Sorry, Baby might sound like an apology but it is really a quiet scream turned into art. Eva Victor’s directorial debut does something rare. It deals with trauma without drowning in it. It holds space for pain while still allowing its characters to laugh, to love, to exist beyond what happened to them.
Agnes, played by Victor, is not just a character. She is lived in. You see the shift in her before and after. Her face changes. Her silence deepens. But she is not broken. She is still here. Still funny. Still human.
The film never shows us the worst moment directly. Instead, it lingers on a house surrounded by color and quiet while something awful unfolds inside. We only realize what happened through Agnes’s eyes, her breath, her reaction. That decision is genius. It forces us to feel instead of just watch.

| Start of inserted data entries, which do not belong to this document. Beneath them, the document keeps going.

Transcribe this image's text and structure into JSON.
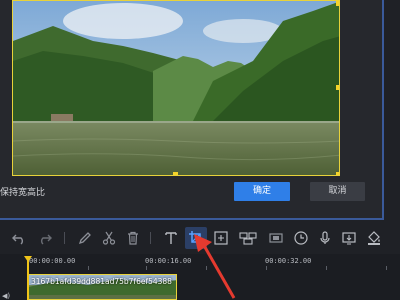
{
  "dialog": {
    "keep_ratio_label": "保持宽高比",
    "confirm_label": "确定",
    "cancel_label": "取消"
  },
  "toolbar": {
    "tools": [
      "undo-icon",
      "redo-icon",
      "pen-icon",
      "scissors-icon",
      "trash-icon",
      "text-icon",
      "crop-icon",
      "fit-icon",
      "mosaic-icon",
      "frame-icon",
      "timer-icon",
      "mic-icon",
      "screen-record-icon",
      "bucket-icon"
    ]
  },
  "timeline": {
    "time_labels": [
      "00:00:00.00",
      "00:00:16.00",
      "00:00:32.00"
    ],
    "clip_name": "3167b1afd39dd881ad75b7f6ef54388"
  },
  "colors": {
    "accent": "#2f7fe8",
    "selection": "#e8d23a",
    "annotation": "#e53a2f"
  }
}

The scene where she tells a friend what happened is heart shattering. And the final speech to the baby? I am still thinking about it. It is not just a goodbye or a confession. It is an ode to anyone who survived through hardship and continued to walk.
There is a line about still living a tender life even after everything. That stayed with me. The film is not giving answers. It is offering survival. Honest survival. Not neat or cinematic but real. There are laughs. Sometimes awkward. Sometimes sharp. But it is all part of the same emotional mess we call living.
This movie revolves around the friendship between Agnes and Lydie. It feels soft and true. One has the other’s baby photo as a lock screen. That small detail almost broke me.
Not everything works perfectly. Some jokes miss. But when it hits, it hits hard. My theater went from laughing out loud to complete silence in seconds.
Eva Victor made something unforgettable. Raw. Kind. Fierce. It feels like life.
Sachin’s Take
- Score: 4.5 out of 5
- Favorite Moment: Agnes’s final speech to the baby
- Biggest Surprise: The assault never being shown directly
- Watch if you’re into: Emotionally raw stories, healing journeys, films that make you feel seen.